Be sure to review the resources here to find help on your path to pain relief. Do not let pain control your life — control your pain and take back your life.
Myth vs fact – cancer pain and its treatment
Myth: Increasing pain means that my disease is getting worse.
Fact: Pain and severity of disease are not necessarily related, but increasing pain should prompt a conversation with your doctor to evaluate the cause and develop a plan for more acceptable pain relief.
Myth: I don’t want to have unpleasant side effects from pain medications.
Fact: Side effects may occur with some pain medications, but they can be managed and some will decrease or disappear over time on their own. If you become tolerant to your medications or the side effects are too difficult, a health care provider with expertise in cancer pain can help guide you through other options.
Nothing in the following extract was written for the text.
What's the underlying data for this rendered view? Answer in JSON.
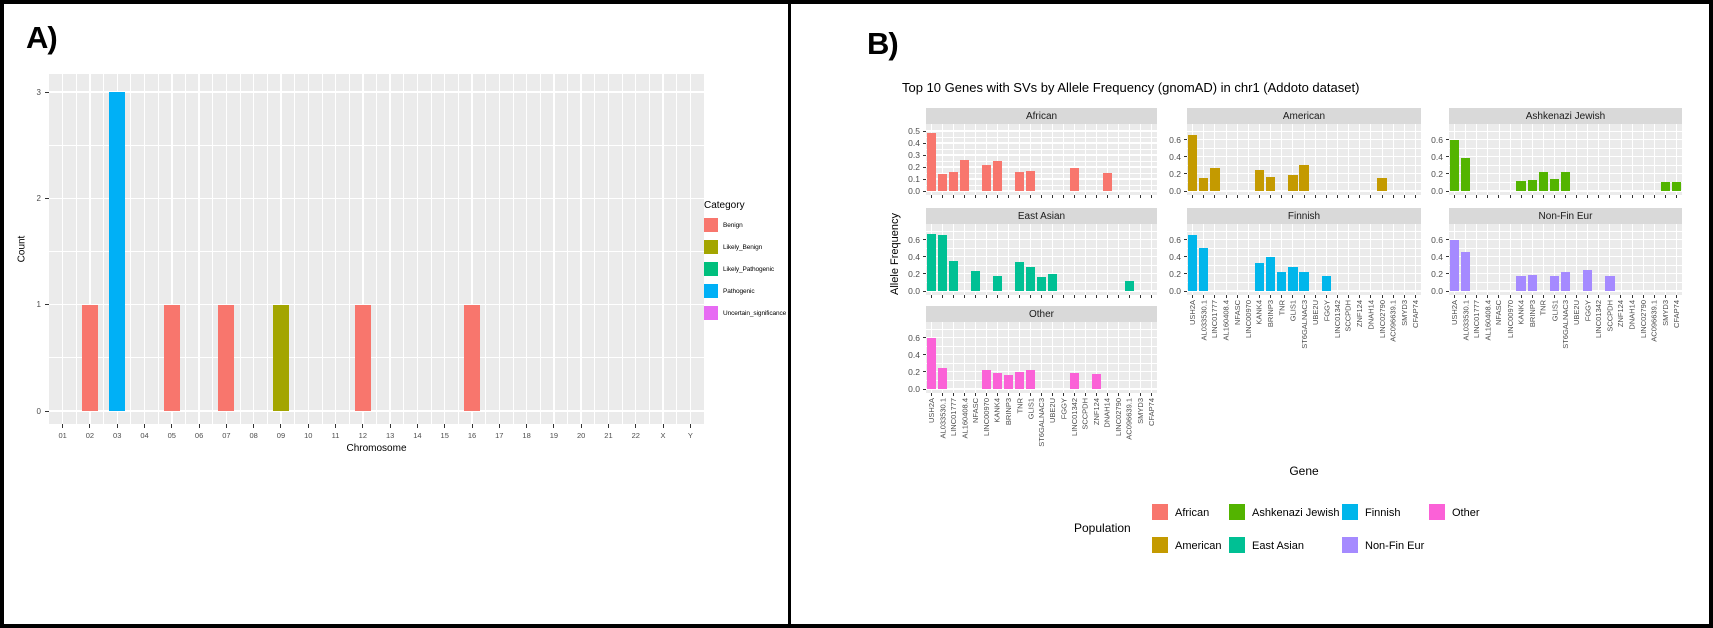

Myth: If I take narcotics (opioids) regularly, I may become addicted.
Fact: Although people can become tolerant to a pain medication (meaning more doses are required to have the same effect), tolerance is not the same as addiction. Addiction is a specific diagnosis in which people act in risky or abnormal ways to get drugs. People with cancer who take pain medications as directed usually don’t become addicted.
Myth: If I start taking pain medication early on, I will run out of options for pain relief in the future.
Fact: Many pain-relieving medications and procedures are available. More options are available if pain becomes more severe.